Without further ado, here are the recipes:

#1 Flaxseed & Apricot Bars

Ingredients:

  • 1 ½  cups raw almonds
  • 1 ½  cups dried apricots
  • 1 cup dates, pitted
  • ⅓  cup unsweetened shredded coconut
  • 3 tbsp flaxseed meal
  • 1 tsp fresh lemon zest
  • ½  tsp ground cinnamon

Directions:

  1. Add the raw almonds to the food processor and process until they’re crumbly, but not fully obliterated.
  2. Add in the dried apricots, dates, unsweetened shredded coconut, flaxseed meal, fresh lemon zest, and the cinnamon.
  3. Process everything together now until it forms a ball or sticks to itself and is fully combined. You may need to press it down a few times using a spatula to get everything even incorporated.
  4. To press the mixture into the bars, use a small, shallow baking dish and line it with parchment paper, then place the processed mixture into the baking dish.
  5. TIP: I use a second sheet of parchment paper to push down the mixture evenly into the dish so it doesn’t stick to my hands.
  6. Using your hands, evenly press into the dish, taking care to keep everything as fully packed and level as possible, since the bars will be cut from this mold.
  7. Place the mold into the fridge for about 20-30 minutes to allow the bars to harden.
  8. Once more solidified, lay the mold out on a cutting board and slice once in half lengthwise, and then again to create the individual bars - you should have about 12-14 bars. Store in an airtight container, or freeze in plastic snack bags.
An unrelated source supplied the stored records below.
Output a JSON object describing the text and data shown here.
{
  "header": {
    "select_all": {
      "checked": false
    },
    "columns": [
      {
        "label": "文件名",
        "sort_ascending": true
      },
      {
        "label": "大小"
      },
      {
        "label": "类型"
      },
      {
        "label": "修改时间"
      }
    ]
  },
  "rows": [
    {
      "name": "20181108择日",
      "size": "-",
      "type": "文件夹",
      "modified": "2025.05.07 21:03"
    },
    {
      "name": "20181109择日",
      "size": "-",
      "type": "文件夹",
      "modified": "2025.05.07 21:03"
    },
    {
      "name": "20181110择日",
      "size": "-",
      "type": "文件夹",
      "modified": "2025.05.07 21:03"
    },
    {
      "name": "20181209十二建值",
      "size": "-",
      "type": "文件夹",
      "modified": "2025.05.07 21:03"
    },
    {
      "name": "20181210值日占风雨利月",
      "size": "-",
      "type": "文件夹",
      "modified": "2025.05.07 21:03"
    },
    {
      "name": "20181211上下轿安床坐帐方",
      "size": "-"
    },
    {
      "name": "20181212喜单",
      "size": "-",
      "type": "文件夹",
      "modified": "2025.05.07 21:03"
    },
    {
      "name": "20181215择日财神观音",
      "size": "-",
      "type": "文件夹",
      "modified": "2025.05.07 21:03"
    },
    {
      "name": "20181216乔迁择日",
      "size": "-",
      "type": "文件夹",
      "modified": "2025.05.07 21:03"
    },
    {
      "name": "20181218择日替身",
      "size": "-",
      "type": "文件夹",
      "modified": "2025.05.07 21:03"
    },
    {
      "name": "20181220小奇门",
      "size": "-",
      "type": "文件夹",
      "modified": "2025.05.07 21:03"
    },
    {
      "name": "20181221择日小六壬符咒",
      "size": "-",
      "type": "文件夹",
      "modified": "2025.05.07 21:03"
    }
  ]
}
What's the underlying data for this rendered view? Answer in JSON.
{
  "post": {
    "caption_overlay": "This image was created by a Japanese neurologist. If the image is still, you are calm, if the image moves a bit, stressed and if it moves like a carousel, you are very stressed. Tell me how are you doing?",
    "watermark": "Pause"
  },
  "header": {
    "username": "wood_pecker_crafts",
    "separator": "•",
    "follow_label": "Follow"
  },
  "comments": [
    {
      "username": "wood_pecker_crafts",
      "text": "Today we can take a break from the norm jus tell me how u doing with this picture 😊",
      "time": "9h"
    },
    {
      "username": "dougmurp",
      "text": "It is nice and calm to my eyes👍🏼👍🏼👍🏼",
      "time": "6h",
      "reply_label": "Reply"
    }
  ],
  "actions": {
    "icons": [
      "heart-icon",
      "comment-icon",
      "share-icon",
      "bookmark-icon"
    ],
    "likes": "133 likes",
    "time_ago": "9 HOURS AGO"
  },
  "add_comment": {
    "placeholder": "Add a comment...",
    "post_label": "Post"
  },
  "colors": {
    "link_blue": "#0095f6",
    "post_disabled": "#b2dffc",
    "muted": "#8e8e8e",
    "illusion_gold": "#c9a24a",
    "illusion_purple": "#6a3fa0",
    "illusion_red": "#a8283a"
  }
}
#2 Almond and Soy Power Bar

Ingredients:

  • 1 ½  cups rolled oats
  • 1 cup blanched almonds
  • 1 cup walnuts
  • ½ cup soy nuts
  • 2 cups crispy brown rice cereal
  • 2 cups dry milk powder
  • ½ cup wheat germ
  • ½ cup raisins
  • ½ cup chocolate chips
  • ½ cup flax seed meal
  • 1 tbsp ground cinnamon
  • ½ tsp salt
  • 4 egg whites
  • ¾ cup canola oil
  • 1 cup honey
  • 2 tsp vanilla extract

Directions:

  1. Preheat an oven to 325 degrees F (165 degrees C). Line a baking sheet with aluminum foil and spray with cooking spray.
  2. Place the oats, almonds, walnuts, and soy nuts into a food processor. Pulse until finely ground; pour into a large mixing bowl. Whisk in the brown rice cereal, dry milk, wheat germ, raisins, chocolate chips, flax, cinnamon, and salt; set aside.
  3. Beat the egg whites until frothy in a small bowl; stir in the canola oil, honey, and vanilla extract and pour into the dry mixture. Stir until evenly moistened and press into the prepared pan.
  4. Bake in the preheated oven until the mixture is hot, 15 to 20 minutes. Remove the power bar mixture by lifting the foil out of the pan. Allow to cool slightly; remove the foil and cut into bars while still warm. Allow to cool completely on a wire rack before serving. Store in an airtight container, or freeze in plastic snack bags.

#3 Berry Pecan Bars

Ingredients:

Crust

  • 2 cups almond flour
  • 3 tbsp coconut oil or ghee, melted
  • 2 tbsp maple syrup
  • 1tsp vanilla extract
  • ¼ tsp sea salt

Berry Filling

  • 3 cups fresh or frozen berries of your choice (strawberries, cranberries and raspberries preferred)
  • ¼ cup coconut sugar
  • 1 tbsp tapioca starch
  • 2 tsp lemon juice

Crunchy Pecan Topping

  • 1 cup pecan halves
  • 3 tbsp almond flour
  • 4 tsp coconut oil
  • 2 tsp maple syrup
  • ½ tsp cinnamon

Directions:

  1. Set the oven to 375 degrees F and line an 8×8 baking pan with parchment paper so the edges hang off the sides. 
  2. Place crust ingredients in a large bowl and mix together until it forms a dough when pinched together.
  3. Press evenly into the bottom of the prepared pan and bake for 10 minutes. Let cool completely.
  4. While the crust is cooling, place the filling ingredients in a food processor and pulse until the berries are roughly chopped. Set aside.
  5. Combine ingredients for the pecan topping in the food processor and pulse until a crumble has formed.
  6. Once the crust has cooled, pour the filling topping on top and then top with the pecan topping mixture.
  7. Bake for 30 minutes until the berries are bubbling and the pecan crumble topping is golden brown. Cool completely before slicing. Store in an airtight container, or freeze in plastic snack bags.